I was curious if anyone could get paperclipped working on Heroku without using S3. I'm assuming Heroku is a read-only system, but there must be some way to save images there.

1
  • you can store links in the database and hotlink to flickr if it's just images
    – yoshyosh
    Jun 30, 2011 at 8:22

5 Answers 5

19

You can't write to Heroku's file system, so no, there is no way to save images the way you want. Your options are using a service like S3, or storing them in the database. I recommend using S3, because databases are not optimized for file storage. It's worth reading Heroku's documentation on file uploads.

2
  • Is there a deposit for S3, or is really only fractions of a cent. Considering I'm looking at uploading only a few images every couple months, would I only be paying close to a dollar or two?
    – Trip
    Feb 23, 2011 at 20:33
  • You'll pay less than a dollar (depending on traffic) if it's only a few images every couple of months. S3 is cheap. Feb 23, 2011 at 20:35
12

You may save images to the log and tmp directories.

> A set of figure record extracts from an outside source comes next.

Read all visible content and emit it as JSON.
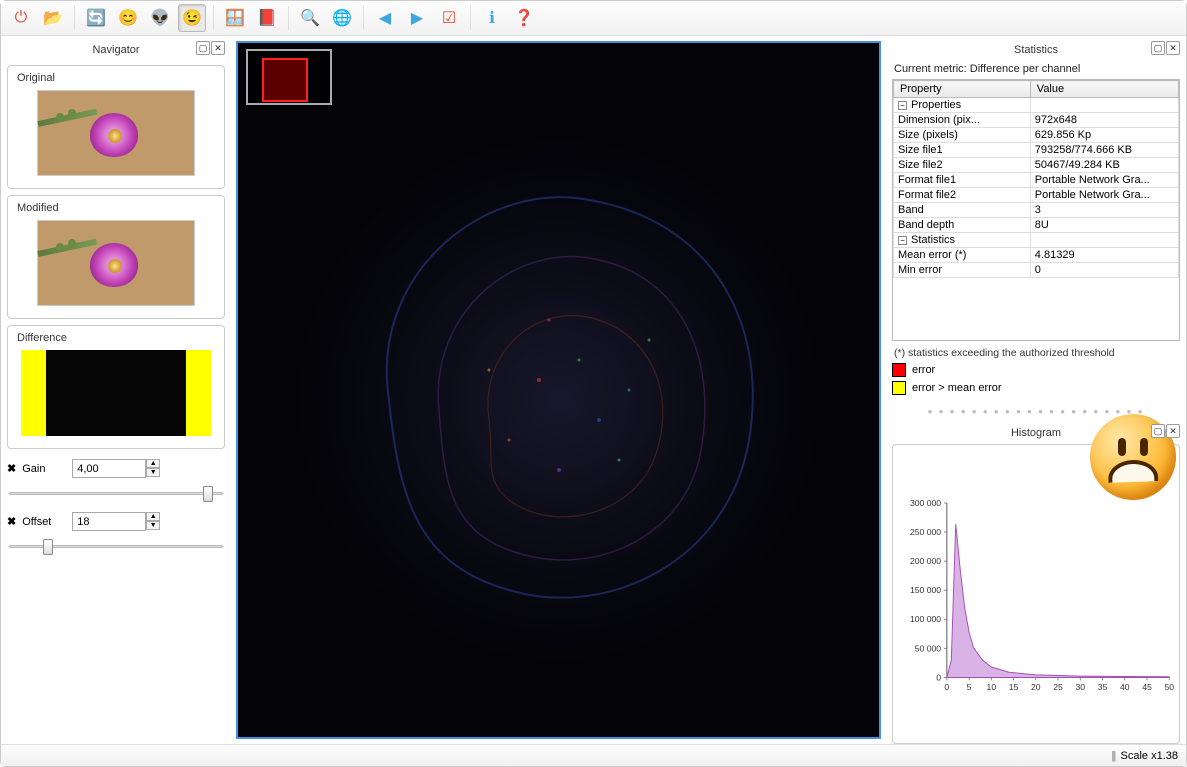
{
  "toolbar": {
    "icons": [
      "⏻",
      "📂",
      "🔄",
      "😊",
      "👽",
      "😉",
      "🪟",
      "📕",
      "🔍",
      "🌐",
      "◀",
      "▶",
      "☑",
      "ℹ",
      "❓"
    ],
    "names": [
      "power-icon",
      "open-icon",
      "refresh-icon",
      "smile-icon",
      "alien-icon",
      "wink-icon",
      "window-icon",
      "book-icon",
      "zoom-icon",
      "fit-icon",
      "back-icon",
      "forward-icon",
      "check-icon",
      "info-icon",
      "help-icon"
    ],
    "colors": [
      "#e74c3c",
      "#f5c542",
      "#3fa7e0",
      "#f5a623",
      "#8bc34a",
      "#f5a623",
      "#3fa7e0",
      "#d35400",
      "#7cb342",
      "#3fa7e0",
      "#3fa7e0",
      "#3fa7e0",
      "#e74c3c",
      "#3fa7e0",
      "#3fa7e0"
    ],
    "active_index": 5
  },
  "navigator": {
    "title": "Navigator",
    "original_label": "Original",
    "modified_label": "Modified",
    "difference_label": "Difference",
    "gain": {
      "label": "Gain",
      "value": "4,00",
      "slider_pos": 0.98
    },
    "offset": {
      "label": "Offset",
      "value": "18",
      "slider_pos": 0.18
    }
  },
  "center": {
    "border_color": "#4a90e2",
    "bg": "#030308"
  },
  "statistics": {
    "title": "Statistics",
    "metric_line": "Current metric: Difference per channel",
    "col_property": "Property",
    "col_value": "Value",
    "groups": [
      {
        "label": "Properties",
        "rows": [
          {
            "k": "Dimension (pix...",
            "v": "972x648"
          },
          {
            "k": "Size (pixels)",
            "v": "629.856 Kp"
          },
          {
            "k": "Size file1",
            "v": "793258/774.666 KB"
          },
          {
            "k": "Size file2",
            "v": "50467/49.284 KB"
          },
          {
            "k": "Format file1",
            "v": "Portable Network Gra..."
          },
          {
            "k": "Format file2",
            "v": "Portable Network Gra..."
          },
          {
            "k": "Band",
            "v": "3"
          },
          {
            "k": "Band depth",
            "v": "8U"
          }
        ]
      },
      {
        "label": "Statistics",
        "rows": [
          {
            "k": "Mean error (*)",
            "v": "4.81329"
          },
          {
            "k": "Min error",
            "v": "0"
          }
        ]
      }
    ],
    "footnote": "(*) statistics exceeding the authorized threshold",
    "legend_error": {
      "color": "#ff0000",
      "label": "error"
    },
    "legend_mean": {
      "color": "#ffff00",
      "label": "error > mean error"
    }
  },
  "histogram": {
    "title": "Histogram",
    "y_ticks": [
      "300 000",
      "250 000",
      "200 000",
      "150 000",
      "100 000",
      "50 000",
      "0"
    ],
    "x_ticks": [
      "0",
      "5",
      "10",
      "15",
      "20",
      "25",
      "30",
      "35",
      "40",
      "45",
      "50"
    ],
    "fill": "#d9b3e6",
    "stroke": "#a64db3",
    "points": [
      [
        0,
        0
      ],
      [
        1,
        0.1
      ],
      [
        2,
        0.88
      ],
      [
        3,
        0.62
      ],
      [
        4,
        0.4
      ],
      [
        5,
        0.26
      ],
      [
        6,
        0.17
      ],
      [
        8,
        0.1
      ],
      [
        10,
        0.06
      ],
      [
        14,
        0.03
      ],
      [
        20,
        0.015
      ],
      [
        30,
        0.008
      ],
      [
        50,
        0.004
      ]
    ]
  },
  "statusbar": {
    "scale": "Scale x1.38"
  }
}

However, that's a horrible, horrible idea.

  • If you git push heroku, your application will be deployed to a new dyno. The new dyno will not have the images, and the images will be forever gone.

  • If you have two dynos, and one dyno saves the image, the image will not be available to the next dyno.

So, effectively, there is no good way to save images to the filesystem.

If you want, you can write your own an adapter for Paperclip that will store images in the database.

But really, you should store images in S3 when you use Paperclip on Heroku, because it's the easy default way to do it.

0
3

As an aside, this is also the same reason why SASS requires a plugin on Heroku, limited access to disk. I use Paperclip in a number of apps on Heroku, as others have said, S3 hands down is the way to go.

3

This is for someone like me who doesn't own a credit card and still wants to get this to work as you need to provide credit card credentials to use S3. Cloudinary Gem here allows Rails models managed via Paperclip to store image and file assets on a Cloudinary instance. I only had to add the yaml file to my config directory and specify the storage, path in my model as follows.

has_attached_file :image,
  :storage => :cloudinary,
  :path => ':id/:style/:filename'

Refer the above link for more details.

-1

Maybe Amazon EBS can be used with Heroku -- or is it too low level?